One limitation of this study is the wide variation in maxSUV among multiple institutions. Many factors such as preparation procedures, scan acquisition, image reconstruction, and data analysis can affect maxSUV. In the present study, an anthropomorphic body phantom was used to minimize the interinstitutional variability in maxSUV. Another limitation is that PET/CT in the present study was performed without respiratory motion correction. Although we are aware of the importance of a respiratory gating system of real-time position management [18] and 4D-PET/CT by low-dose interpolated CT for attenuation correction [21], it is difficult for thoracic surgeons to perform these methods every time in a clinical setting. Therefore, we examined the difference in maxSUV between the UZ and the LZ with only 3D-PET/CT on patients with clinical stage IA lung adenocarcinomas.
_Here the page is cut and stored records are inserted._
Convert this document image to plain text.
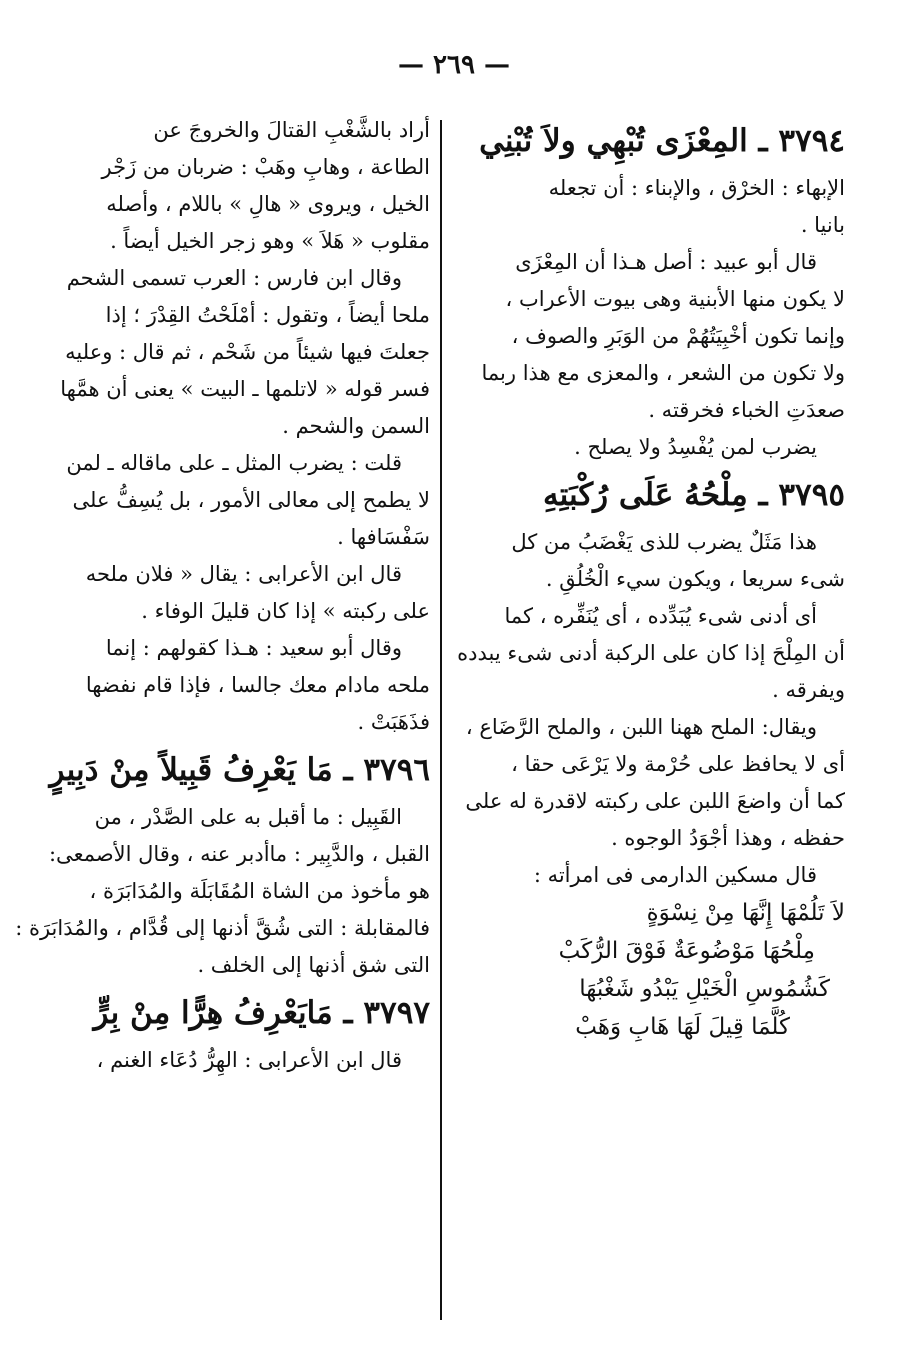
— ٢٦٩ —
٣٧٩٤ ـ المِعْزَى تُبْهِي ولاَ تُبْنِي
الإبهاء : الخرْق ، والإبناء : أن تجعله
بانيا .
قال أبو عبيد : أصل هـذا أن المِعْزَى
لا يكون منها الأبنية وهى بيوت الأعراب ،
وإنما تكون أخْبِيَتُهُمْ من الوَبَرِ والصوف ،
ولا تكون من الشعر ، والمعزى مع هذا ربما
صعدَتِ الخباء فخرقته .
يضرب لمن يُفْسِدُ ولا يصلح .
٣٧٩٥ ـ مِلْحُهُ عَلَى رُكْبَتِهِ
هذا مَثَلٌ يضرب للذى يَغْضَبُ من كل
شىء سريعا ، ويكون سيء الْخُلُقِ .
أى أدنى شىء يُبَدِّده ، أى يُنَفِّره ، كما
أن المِلْحَ إذا كان على الركبة أدنى شىء يبدده
ويفرقه .
ويقال: الملح ههنا اللبن ، والملح الرَّضَاع ،
أى لا يحافظ على حُرْمة ولا يَرْعَى حقا ،
كما أن واضعَ اللبن على ركبته لاقدرة له على
حفظه ، وهذا أجْوَدُ الوجوه .
قال مسكين الدارمى فى امرأته :
لاَ تَلُمْهَا إِنَّهَا مِنْ نِسْوَةٍ
مِلْحُهَا مَوْضُوعَةٌ فَوْقَ الرُّكَبْ
كَشُمُوسِ الْخَيْلِ يَبْدُو شَغْبُهَا
كُلَّمَا قِيلَ لَهَا هَابِ وَهَبْ
أراد بالشَّغْبِ القتالَ والخروجَ عن
الطاعة ، وهابِ وهَبْ : ضربان من زَجْر
الخيل ، ويروى « هالِ » باللام ، وأصله
مقلوب « هَلاَ » وهو زجر الخيل أيضاً .
وقال ابن فارس : العرب تسمى الشحم
ملحا أيضاً ، وتقول : أمْلَحْتُ القِدْرَ ؛ إذا
جعلتَ فيها شيئاً من شَحْم ، ثم قال : وعليه
فسر قوله « لاتلمها ـ البيت » يعنى أن همَّها
السمن والشحم .
قلت : يضرب المثل ـ على ماقاله ـ لمن
لا يطمح إلى معالى الأمور ، بل يُسِفُّ على
سَفْسَافها .
قال ابن الأعرابى : يقال « فلان ملحه
على ركبته » إذا كان قليلَ الوفاء .
وقال أبو سعيد : هـذا كقولهم : إنما
ملحه مادام معك جالسا ، فإذا قام نفضها
فذَهَبَتْ .
٣٧٩٦ ـ مَا يَعْرِفُ قَبِيلاً مِنْ دَبِيرٍ
القَبِيل : ما أقبل به على الصَّدْر ، من
القبل ، والدَّبِير : ماأدبر عنه ، وقال الأصمعى:
هو مأخوذ من الشاة المُقَابَلَة والمُدَابَرَة ،
فالمقابلة : التى شُقَّ أذنها إلى قُدَّام ، والمُدَابَرَة :
التى شق أذنها إلى الخلف .
٣٧٩٧ ـ مَايَعْرِفُ هِرًّا مِنْ بِرٍّ
قال ابن الأعرابى : الهِرُّ دُعَاء الغنم ،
The standard surgical procedure for resectable non-small cell lung cancer (NSCLC) is a lobectomy with lymph node dissection [22]. A study from the Surveillance Epidemiology and End Results database revealed that lobectomy correlated with a significant advantage in comparison with segmentectomy in patients with stage I NSCLC [23]. On the other hand, recent advances in HRCT and PET/CT can help detect small lung cancers, especially adenocarcinomas. Several studies have reported that the survival rate was not different between patients treated with segmentectomy or lobectomy for small peripheral NSCLC [24,25,26,27,28]. Segmentectomy is a less invasive surgery than lobectomy with respect to preservation of the pulmonary function [29], while the incidence of locoregional recurrence is a little higher after segmentectomy than that after lobectomy [30]. Therefore, it is of great significance to accurately predict the potential malignancy of tumors in the preoperative setting to determine an appropriate surgical procedure. Although SCS on HRCT and maxSUV on PET/CT are useful for predicting the pathological malignancy and prognosis in early-stage lung adenocarcinoma [1,2,8,10], the findings of the present study with the usual 3D-PET/CT had not been taken into account in the previous studies. In this study, the predictability for each pathological factor and high-grade malignancy on the basis of maxSUV on ROC analyses seems to be better in the UZ group than in the LZ group. Cutoff values of maxSUV for predicting high-grade malignancy are 2.30 in the UZ group and 1.87 in the LZ group. The suitable surgical procedure may be lobectomy for tumors in the UZ with maxSUV >2.30 and for tumors in the LZ with maxSUV >1.87 in patients with clinical stage IA lung adenocarcinomas.

In conclusion, maxSUV of tumors in the LZ group is lower than the value that reflects the potential malignancy of tumors. We should take the underestimation of maxSUV in the LZ group into consideration in the preoperative setting.

We thank Kozaburo Hayashi for reviewing the manuscript.

The authors have declared no conflicts of interest or any funding for this study.